A leading art historian has been barred from selection for a research post for not bringing printed copies of his lifetime's work to an interview, triggering a row in Spain over opacity and unwritten rules in academic hiring.
When Peter Cherry, a lecturer in Spanish art and architecture at Trinity College Dublin, arrived last month in Madrid to appear in front of a selection tribunal, he discovered that most other candidates for the job had arrived with two or three suitcases, stuffed with their writings.
Shortly after applicants had presented their paperwork, a notice was pinned up excluding Dr Cherry and two other applicants for incomplete documentation.
Publicly available advice said that applicants only needed to bring the first and last pages of their publications, he told Times Higher Education, not their entire works. "It wasn't written down in any place I could find," he said.
When Dr Cherry asked how he could have known about this rule, he said that he was told, "You should have known that" and, "It's what we always do here".
"The system favours those candidates who have knowledge of the workings of these bodies – ie, the unwritten set of rules," Dr Cherry said. "I was excluded on a technicality, not merit."
He also said that the tribunal had the option not to apply this unwritten rule, but chose to anyway.
The incident has once again drawn attention to concerns over opaque hiring practices in Spain, sparking a number of senior academics to sign a letter to Spain's National Research Council (CSIC) protesting against Dr Cherry's treatment.
Although the background is unclear in this case – a spokesman for the CSIC, which offered the post, did not respond to a request for comment – there have been repeated accusations of non-meritocratic hiring practices in Spanish academia.
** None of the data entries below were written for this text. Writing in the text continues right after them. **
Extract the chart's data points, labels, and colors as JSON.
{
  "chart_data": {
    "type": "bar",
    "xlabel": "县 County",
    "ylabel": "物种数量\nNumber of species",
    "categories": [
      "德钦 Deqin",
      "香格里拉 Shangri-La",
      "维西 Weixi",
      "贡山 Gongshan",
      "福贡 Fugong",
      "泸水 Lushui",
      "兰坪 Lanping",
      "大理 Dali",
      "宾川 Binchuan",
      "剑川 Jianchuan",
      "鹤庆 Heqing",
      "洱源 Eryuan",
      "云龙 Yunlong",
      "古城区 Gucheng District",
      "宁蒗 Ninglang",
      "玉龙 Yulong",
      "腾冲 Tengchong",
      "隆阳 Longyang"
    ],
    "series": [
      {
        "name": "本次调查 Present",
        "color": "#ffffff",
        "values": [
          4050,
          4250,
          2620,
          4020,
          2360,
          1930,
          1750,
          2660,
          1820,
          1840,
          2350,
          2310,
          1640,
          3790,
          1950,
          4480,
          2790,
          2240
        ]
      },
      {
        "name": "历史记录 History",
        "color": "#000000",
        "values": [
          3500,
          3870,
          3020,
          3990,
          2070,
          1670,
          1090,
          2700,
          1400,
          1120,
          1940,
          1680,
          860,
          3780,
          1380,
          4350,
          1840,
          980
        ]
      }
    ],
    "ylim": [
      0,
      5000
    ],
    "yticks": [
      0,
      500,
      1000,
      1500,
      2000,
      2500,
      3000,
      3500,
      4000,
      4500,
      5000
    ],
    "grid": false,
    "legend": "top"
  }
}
Critics have accused the system of cronyism, with the vast majority of hires being internal candidates. Senior university managers have been accused of being in hock to local politicians, covering up research misconduct, financial irregularities and silencing whistleblowers who speak out.
Dr Cherry said that he did not think similar exclusions on technicalities were unusual, but that his case had attracted attention because "it's happened to someone who is quite well known in the field – me".
It was quite widely acknowledged that in Spain you need "tacit knowledge" to get through the system, he said. "The system has to change," he added. "I despair for academics trying to negotiate their first jobs or Europeans trying to move [to Spain]."